Bengali jatra folk theatre had a version, Bharat Bidaay, which reimagines the Ramayana as a story where Kaikeyi actually loves Ram more than her own son. But she is coerced by the sage Vishwamitra into sending him into exile because he needed Ram to fight the forces of evil. Chapal Bhaduri, one of the last great female impersonators of Bengali theatre, told me that role was such an emotional powerhouse, the playwright dedicated the script to him.
In America I met Sanjay Patel who grew up in California hearing his parents say ‘Siyaram’ whenever anyone sneezed. Hardly interested in Indian culture, he thought it was just desi gesundheit. Only later he realised they were saying ‘Sita Ram’. In the thrall of X-Men, G.I. Joe and ninjas, he understood much later he had superheroes in his own cultural backyard. By then he was a storyboard artist for Pixar and he turned his skills towards telling those stories he had once ignored. I still remember the thrill of stumbling upon his book Ramayana: Divine Loophole. The illustrations leapt off the page — Hanuman streaking across a sooty chocolate sky, his tail on fire, setting Ravana’s palace ablaze in a bonfire of orange and yellow. It was as if he had opened another portal into my grandmother’s Ramayana.

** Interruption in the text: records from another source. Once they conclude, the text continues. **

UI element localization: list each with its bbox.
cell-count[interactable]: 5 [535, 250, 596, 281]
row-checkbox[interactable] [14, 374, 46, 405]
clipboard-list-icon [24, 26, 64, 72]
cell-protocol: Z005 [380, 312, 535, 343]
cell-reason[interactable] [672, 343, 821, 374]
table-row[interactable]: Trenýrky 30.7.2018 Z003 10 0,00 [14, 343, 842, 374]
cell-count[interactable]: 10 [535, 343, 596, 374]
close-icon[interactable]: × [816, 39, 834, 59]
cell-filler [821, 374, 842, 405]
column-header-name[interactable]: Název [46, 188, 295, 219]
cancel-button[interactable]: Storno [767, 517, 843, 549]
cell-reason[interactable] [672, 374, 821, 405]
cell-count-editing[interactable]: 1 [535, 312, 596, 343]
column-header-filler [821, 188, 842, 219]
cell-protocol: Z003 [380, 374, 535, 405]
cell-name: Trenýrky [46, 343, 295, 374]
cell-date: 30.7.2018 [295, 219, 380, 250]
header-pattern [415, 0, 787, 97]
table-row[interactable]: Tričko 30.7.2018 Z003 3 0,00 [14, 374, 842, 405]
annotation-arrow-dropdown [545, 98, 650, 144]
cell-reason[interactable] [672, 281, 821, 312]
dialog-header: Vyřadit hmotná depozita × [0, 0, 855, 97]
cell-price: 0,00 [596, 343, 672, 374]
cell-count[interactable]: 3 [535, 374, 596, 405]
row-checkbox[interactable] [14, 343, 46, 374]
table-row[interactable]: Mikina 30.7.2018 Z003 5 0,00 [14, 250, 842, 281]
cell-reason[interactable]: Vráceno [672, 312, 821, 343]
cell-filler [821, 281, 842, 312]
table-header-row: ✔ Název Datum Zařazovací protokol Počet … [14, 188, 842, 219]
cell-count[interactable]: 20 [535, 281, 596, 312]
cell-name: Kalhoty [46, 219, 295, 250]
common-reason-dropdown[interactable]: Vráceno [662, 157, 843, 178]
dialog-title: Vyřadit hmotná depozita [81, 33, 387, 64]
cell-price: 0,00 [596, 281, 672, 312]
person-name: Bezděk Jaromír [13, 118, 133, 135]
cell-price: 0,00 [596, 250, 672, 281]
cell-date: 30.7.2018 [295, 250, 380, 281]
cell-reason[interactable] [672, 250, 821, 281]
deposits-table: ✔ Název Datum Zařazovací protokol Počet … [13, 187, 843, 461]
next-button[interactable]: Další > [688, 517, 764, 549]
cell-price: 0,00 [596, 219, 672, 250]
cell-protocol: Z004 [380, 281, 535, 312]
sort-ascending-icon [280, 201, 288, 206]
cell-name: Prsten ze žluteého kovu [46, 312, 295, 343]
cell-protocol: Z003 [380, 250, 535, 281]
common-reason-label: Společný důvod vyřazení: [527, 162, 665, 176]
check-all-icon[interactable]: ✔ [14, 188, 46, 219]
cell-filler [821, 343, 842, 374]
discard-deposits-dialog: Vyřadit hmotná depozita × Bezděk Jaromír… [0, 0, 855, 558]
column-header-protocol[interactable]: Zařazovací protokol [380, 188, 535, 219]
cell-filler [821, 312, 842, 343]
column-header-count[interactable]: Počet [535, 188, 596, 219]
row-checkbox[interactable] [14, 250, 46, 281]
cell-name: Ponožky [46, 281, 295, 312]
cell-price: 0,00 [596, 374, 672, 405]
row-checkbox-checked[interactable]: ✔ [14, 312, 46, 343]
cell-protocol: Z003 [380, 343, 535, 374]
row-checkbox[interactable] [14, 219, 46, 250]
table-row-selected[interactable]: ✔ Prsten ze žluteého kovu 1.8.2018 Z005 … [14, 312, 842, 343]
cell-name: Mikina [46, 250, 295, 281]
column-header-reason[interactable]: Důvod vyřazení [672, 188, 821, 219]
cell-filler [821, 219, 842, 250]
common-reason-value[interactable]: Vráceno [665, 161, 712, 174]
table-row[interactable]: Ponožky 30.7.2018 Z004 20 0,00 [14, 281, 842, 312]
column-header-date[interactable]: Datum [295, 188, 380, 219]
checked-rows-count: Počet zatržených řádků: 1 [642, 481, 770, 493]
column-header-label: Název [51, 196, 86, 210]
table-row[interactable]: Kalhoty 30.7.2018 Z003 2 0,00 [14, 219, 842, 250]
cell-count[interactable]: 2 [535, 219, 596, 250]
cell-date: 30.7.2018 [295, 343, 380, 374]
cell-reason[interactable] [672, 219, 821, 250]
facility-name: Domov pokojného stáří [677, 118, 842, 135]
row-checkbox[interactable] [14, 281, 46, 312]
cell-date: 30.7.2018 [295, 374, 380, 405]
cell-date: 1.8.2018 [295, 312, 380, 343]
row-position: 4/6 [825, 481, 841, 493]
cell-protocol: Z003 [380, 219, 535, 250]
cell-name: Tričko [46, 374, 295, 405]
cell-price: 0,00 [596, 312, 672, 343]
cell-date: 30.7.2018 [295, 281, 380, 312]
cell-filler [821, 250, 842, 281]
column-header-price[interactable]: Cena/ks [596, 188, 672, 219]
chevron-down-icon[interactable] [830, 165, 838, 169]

At a time when a film is yanked off Netflix because devotees are incensed at the suggestion that Ram might have eaten meat, the space for reinterpreting the Ramayana is shrinking. Some would argue that artists and writers need to understand that this is a sacred story for millions, not an artistic plaything for a few. M.F. Husain certainly felt that sting as did animation artist Nina Paley whose film Sita Sings the Blues told the story from a woman’s perspective as a ‘tale of truth, justice and a woman’s cry for equal treatment’. “Just Google ‘ban Sita sings the blues’ and you will see all the petitions out there,” she told me. Paley understood that what to her was a story was a sacred cow to others.